Newton's Laws: Elevator Acceleration and Cork Movement

[Grapz]

You have a bucket filled with water. A spring has been soldered to the bottom of the bucket, and a cork is attached to the other end of the spring. The cork is suspended motionless under the surface of the water. You are standing on a stationary elevator holding the bucket. The elevator then begins accelerating upwards with acceleration a. What does the cork do?


(A) Stays where it is relative to the bucket.
(B) Moves towards the top of the water
(C) Moves towards the bottom of the bucket.
(D) There is not enough information given to solve this problem

Answer is B however i do not know why can someone explain

 

[Doc Al]

What forces act on the cork and how are they are affected by the acceleration? Hint: It may help to consider the forces on a small volume of water in the bucket.

 

[Shooting Star]

If an elevator is accelerating in a direction with acceleration ‘a’, then in that frame an effective gravitational field of ‘-a’ can be considered to be there, on top of any real g-field.

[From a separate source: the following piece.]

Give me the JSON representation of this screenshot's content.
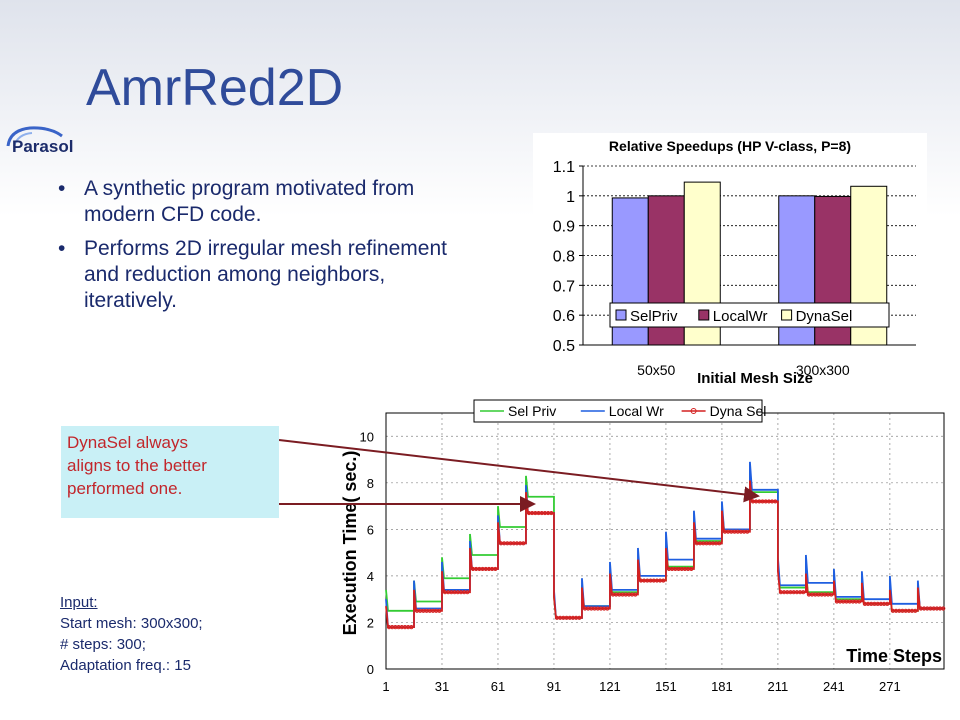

Suppose the elevator is in free fall. Then there is zero gravity in that frame and so no buoyancy of the cork is there, and the spring remains un-stretched.

When the elevator is at rest, there is g acting downward, and the spring is stretched upward due to buoyancy of the cork.

By a continuity argument, there should be more buoyant force when the effective g is increased. So, when the g-field is increased to g+a due to upward acceleration ‘a’ of the elevator, the spring should be more stretched due to more buoyant force acting on the cork.

The mathematics is not too difficult.

(Note that the net force on a body heavier than water, which is immersed in water, actually increases.)